# Interpreting BERT Models (Part 1)

In this notebook we demonstrate how to interpret Bert models using  `Captum` library. In this particular case study we focus on a fine-tuned Question Answering model on SQUAD dataset using transformers library from Hugging Face: https://huggingface.co/transformers/

We show how to use interpretation hooks to examine and better understand embeddings, sub-embeddings, bert, and attention layers. 

Note: Before running this tutorial, please install `seaborn`, `pandas` and `matplotlib`, `transformers`(from hugging face, tested on transformer version `4.3.0.dev0`) python packages.

In [1]:
import numpy as np
import pandas as pd
import seaborn as sns
import matplotlib.pyplot as plt

import torch
import torch.nn as nn

from transformers import BertTokenizer, BertForQuestionAnswering, BertConfig

from captum.attr import visualization as viz
from captum.attr import LayerConductance, LayerIntegratedGradients

In [2]:
device = torch.device("cuda:0" if torch.cuda.is_available() else "cpu")
print(device)

cuda:0


The first step is to fine-tune BERT model on SQUAD dataset.

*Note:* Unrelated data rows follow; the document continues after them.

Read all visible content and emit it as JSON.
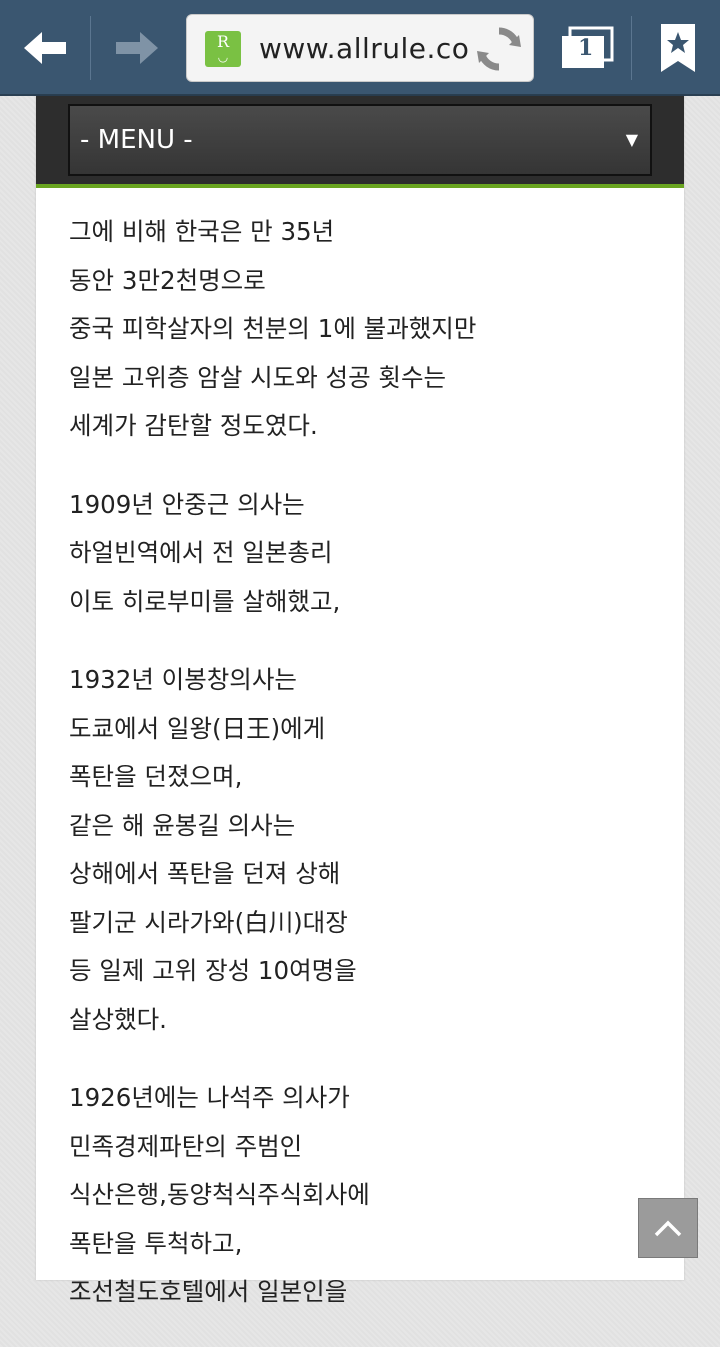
{
  "browser": {
    "url": "www.allrule.co",
    "favicon_letter": "R",
    "tab_count": "1"
  },
  "page": {
    "menu_label": "- MENU -",
    "menu_arrow": "▼",
    "paragraphs": [
      [
        "그에 비해 한국은 만 35년",
        "동안 3만2천명으로",
        "중국 피학살자의 천분의 1에 불과했지만",
        "일본 고위층 암살 시도와 성공 횟수는",
        "세계가 감탄할 정도였다."
      ],
      [
        "1909년 안중근 의사는",
        "하얼빈역에서 전 일본총리",
        "이토 히로부미를 살해했고,"
      ],
      [
        "1932년 이봉창의사는",
        "도쿄에서 일왕(日王)에게",
        "폭탄을 던졌으며,",
        "같은 해 윤봉길 의사는",
        "상해에서 폭탄을 던져 상해",
        "팔기군 시라가와(白川)대장",
        "등 일제 고위 장성 10여명을",
        "살상했다."
      ],
      [
        "1926년에는 나석주 의사가",
        "민족경제파탄의 주범인",
        "식산은행,동양척식주식회사에",
        "폭탄을 투척하고,",
        "조선철도호텔에서 일본인을"
      ]
    ]
  }
}
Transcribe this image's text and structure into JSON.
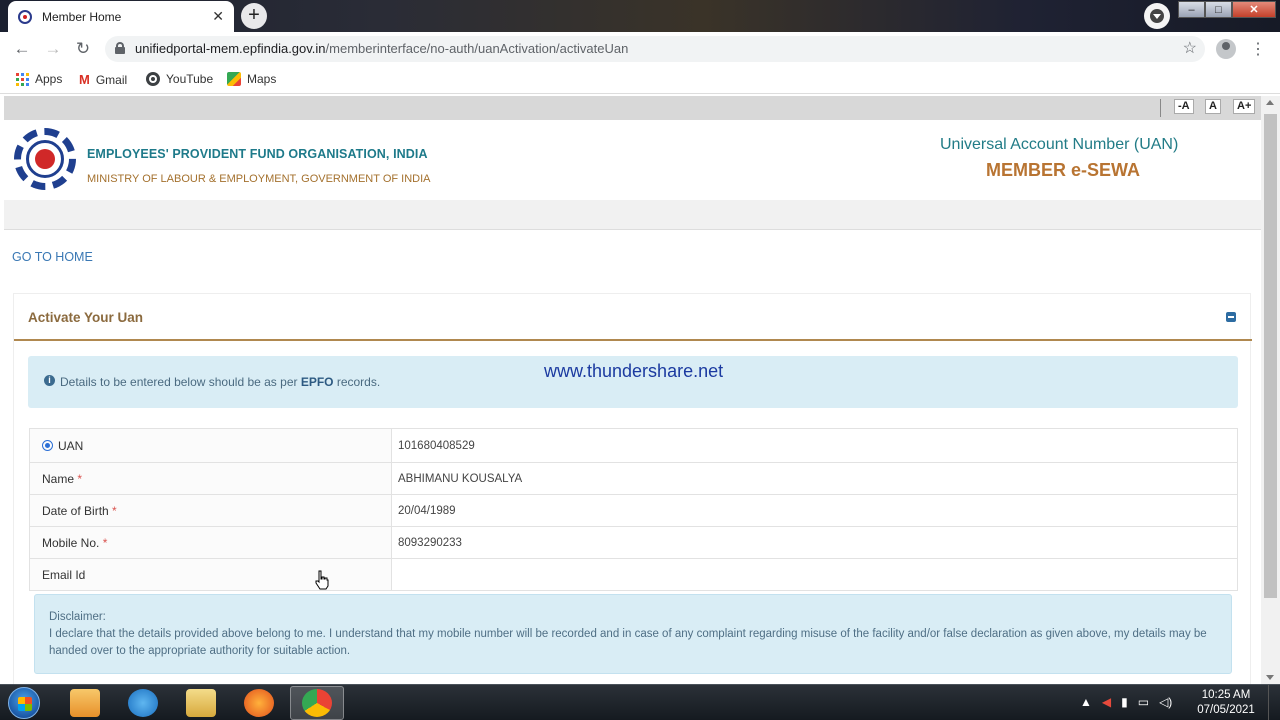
{
  "browser": {
    "tab_title": "Member Home",
    "tab_close": "✕",
    "new_tab": "+",
    "url_host": "unifiedportal-mem.epfindia.gov.in",
    "url_path": "/memberinterface/no-auth/uanActivation/activateUan",
    "bookmarks": [
      "Apps",
      "Gmail",
      "YouTube",
      "Maps"
    ]
  },
  "font_controls": [
    "-A",
    "A",
    "A+"
  ],
  "header": {
    "org_name": "EMPLOYEES' PROVIDENT FUND ORGANISATION, INDIA",
    "org_sub": "MINISTRY OF LABOUR & EMPLOYMENT, GOVERNMENT OF INDIA",
    "uan_title": "Universal Account Number (UAN)",
    "uan_sub": "MEMBER e-SEWA"
  },
  "go_home": "GO TO HOME",
  "panel": {
    "title": "Activate Your Uan",
    "info_prefix": "Details to be entered below should be as per ",
    "info_bold": "EPFO",
    "info_suffix": " records.",
    "watermark": "www.thundershare.net"
  },
  "form": {
    "uan_label": "UAN",
    "uan_value": "101680408529",
    "name_label": "Name",
    "name_value": "ABHIMANU KOUSALYA",
    "dob_label": "Date of Birth",
    "dob_value": "20/04/1989",
    "mobile_label": "Mobile No.",
    "mobile_value": "8093290233",
    "email_label": "Email Id",
    "email_value": "",
    "required_mark": "*"
  },
  "disclaimer": {
    "heading": "Disclaimer:",
    "text": "I declare that the details provided above belong to me. I understand that my mobile number will be recorded and in case of any complaint regarding misuse of the facility and/or false declaration as given above, my details may be handed over to the appropriate authority for suitable action."
  },
  "taskbar": {
    "time": "10:25 AM",
    "date": "07/05/2021"
  }
}
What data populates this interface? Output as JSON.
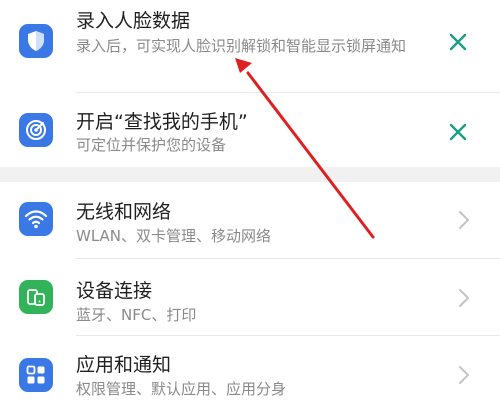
{
  "notices": [
    {
      "title": "录入人脸数据",
      "subtitle": "录入后，可实现人脸识别解锁和智能显示锁屏通知",
      "icon": "face-shield-icon",
      "dismiss_icon": "close-icon"
    },
    {
      "title": "开启“查找我的手机”",
      "subtitle": "可定位并保护您的设备",
      "icon": "radar-icon",
      "dismiss_icon": "close-icon"
    }
  ],
  "settings": [
    {
      "title": "无线和网络",
      "subtitle": "WLAN、双卡管理、移动网络",
      "icon": "wifi-icon"
    },
    {
      "title": "设备连接",
      "subtitle": "蓝牙、NFC、打印",
      "icon": "device-connection-icon"
    },
    {
      "title": "应用和通知",
      "subtitle": "权限管理、默认应用、应用分身",
      "icon": "apps-grid-icon"
    }
  ],
  "colors": {
    "accent_teal": "#199e86",
    "icon_blue": "#3a78e6",
    "icon_green": "#32b35a",
    "annotation_arrow": "#e02020",
    "section_gap": "#f1f1f1"
  }
}
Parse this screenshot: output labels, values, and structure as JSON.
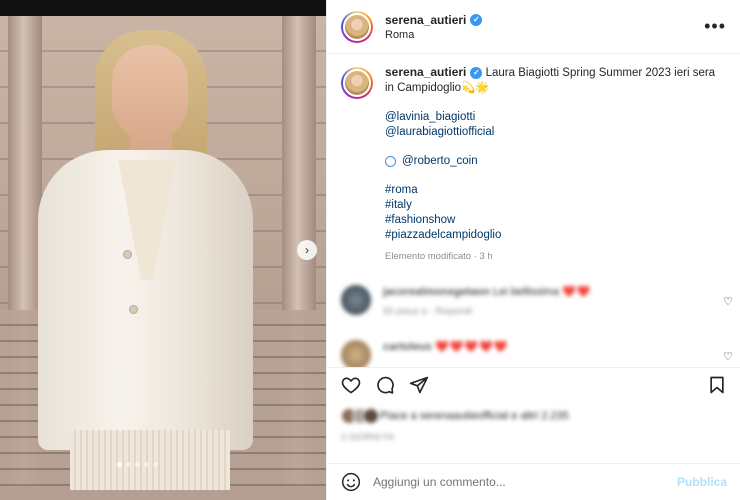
{
  "post": {
    "username": "serena_autieri",
    "location": "Roma",
    "caption": "Laura Biagiotti Spring Summer 2023 ieri sera in Campidoglio💫🌟",
    "mentions": [
      "@lavinia_biagiotti",
      "@laurabiagiottiofficial"
    ],
    "ring_mention": "@roberto_coin",
    "hashtags": [
      "#roma",
      "#italy",
      "#fashionshow",
      "#piazzadelcampidoglio"
    ],
    "meta": "Elemento modificato · 3 h"
  },
  "comments": [
    {
      "user": "jacorealmonsgetaon",
      "text": "Lei bellissima",
      "hearts": "❤️❤️",
      "sub": "55 piace a · Rispondi"
    },
    {
      "user": "cartoleus",
      "text": "",
      "hearts": "❤️❤️❤️❤️❤️",
      "sub": ""
    }
  ],
  "likes": {
    "text": "Piace a serenaautieofficial e altri 2.235"
  },
  "date": "2 GIORNI FA",
  "add_comment": {
    "placeholder": "Aggiungi un commento...",
    "publish": "Pubblica"
  },
  "photo": {
    "slide_count": 5,
    "active_slide": 1
  },
  "icons": {
    "more": "•••",
    "next": "›",
    "heart": "♡",
    "verified": "✓"
  },
  "colors": {
    "link": "#00376b",
    "verified": "#3897f0",
    "publish": "#b2dffc",
    "heart": "#ed4956"
  }
}
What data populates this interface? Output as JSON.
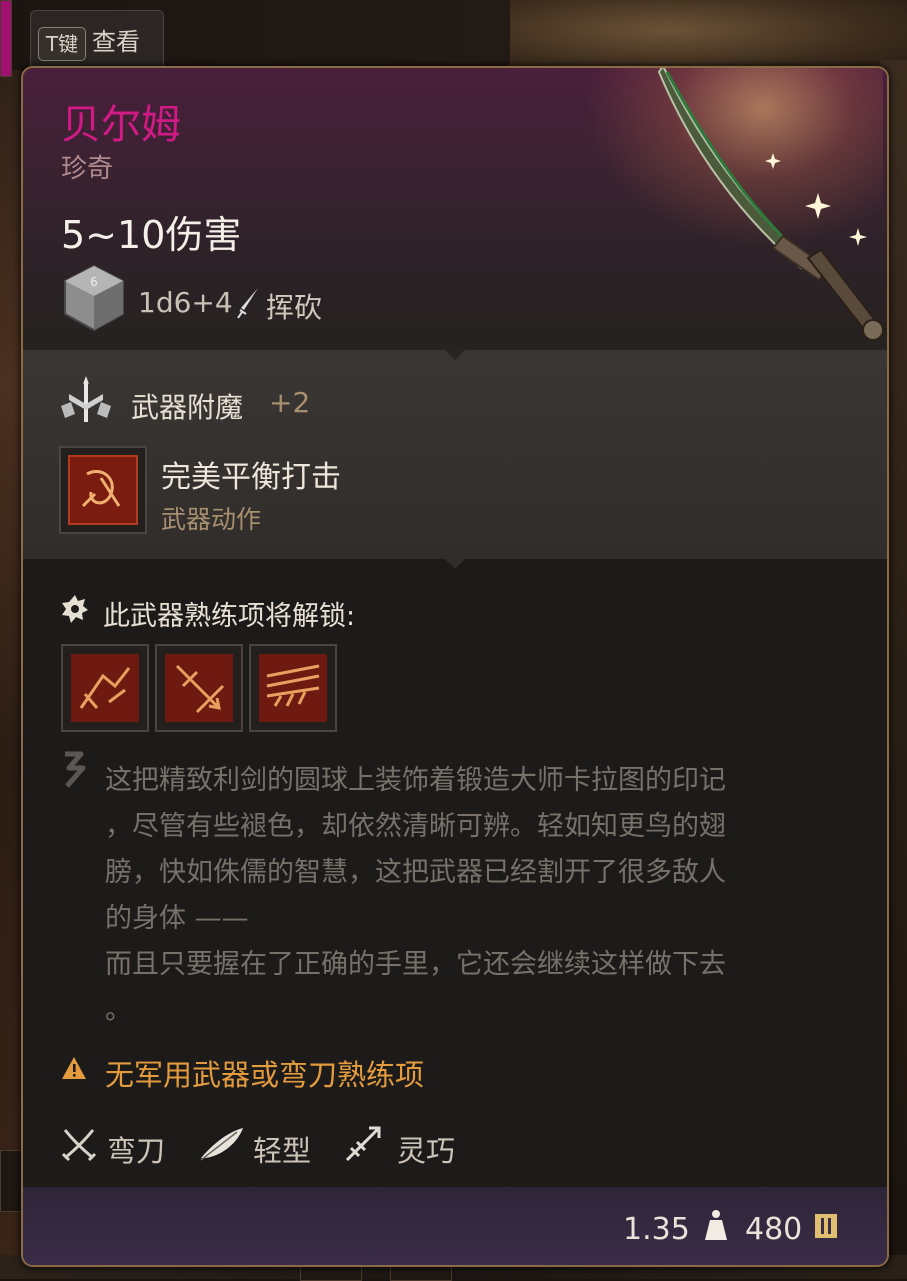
{
  "hint": {
    "key": "T键",
    "label": "查看"
  },
  "item": {
    "name": "贝尔姆",
    "rarity": "珍奇",
    "damage": "5~10伤害",
    "dice_value": "1d6+4",
    "dice_type": "挥砍",
    "enchant_label": "武器附魔",
    "enchant_bonus": "+2"
  },
  "action": {
    "name": "完美平衡打击",
    "type": "武器动作"
  },
  "proficiency": {
    "title": "此武器熟练项将解锁:",
    "slots": [
      "slash-action-icon",
      "pierce-action-icon",
      "cleave-action-icon"
    ]
  },
  "description": {
    "lines": [
      "这把精致利剑的圆球上装饰着锻造大师卡拉图的印记",
      "，尽管有些褪色，却依然清晰可辨。轻如知更鸟的翅",
      "膀，快如侏儒的智慧，这把武器已经割开了很多敌人",
      "的身体 ——",
      "而且只要握在了正确的手里，它还会继续这样做下去",
      "。"
    ]
  },
  "warning": "无军用武器或弯刀熟练项",
  "tags": [
    {
      "icon": "scimitar-icon",
      "label": "弯刀"
    },
    {
      "icon": "feather-icon",
      "label": "轻型"
    },
    {
      "icon": "finesse-icon",
      "label": "灵巧"
    }
  ],
  "footer": {
    "weight": "1.35",
    "price": "480"
  },
  "colors": {
    "rarity_accent": "#d21a86",
    "warning": "#e39b3e",
    "frame": "#8b6a46"
  }
}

This can be easiy accomplished by following the steps described in hugging face's official web site: https://github.com/huggingface/transformers#run_squadpy-fine-tuning-on-squad-for-question-answering 

Note that the fine-tuning is done on a `bert-base-uncased` pre-trained model.

After we pretrain the model, we can load the tokenizer and pre-trained BERT model using the commands described below. 

In [3]:
import os
os.environ["CUDA_VISIBLE_DEVICES"] = "0"
os.environ['KMP_DUPLICATE_LIB_OK']='True'

In [4]:

# replace <PATd:/spofrte/modeH-TO-SAVED-MODEL> with the real path of the saved model
model_path = 'bert-large-uncased-whole-word-masking-finetuned-squad'

# load model
model = BertForQuestionAnswering.from_pretrained('bert-large-uncased-whole-word-masking-finetuned-squad')
model.to(device)
model.eval()
model.zero_grad()

# load tokenizer
tokenizer = BertTokenizer.from_pretrained(model_path)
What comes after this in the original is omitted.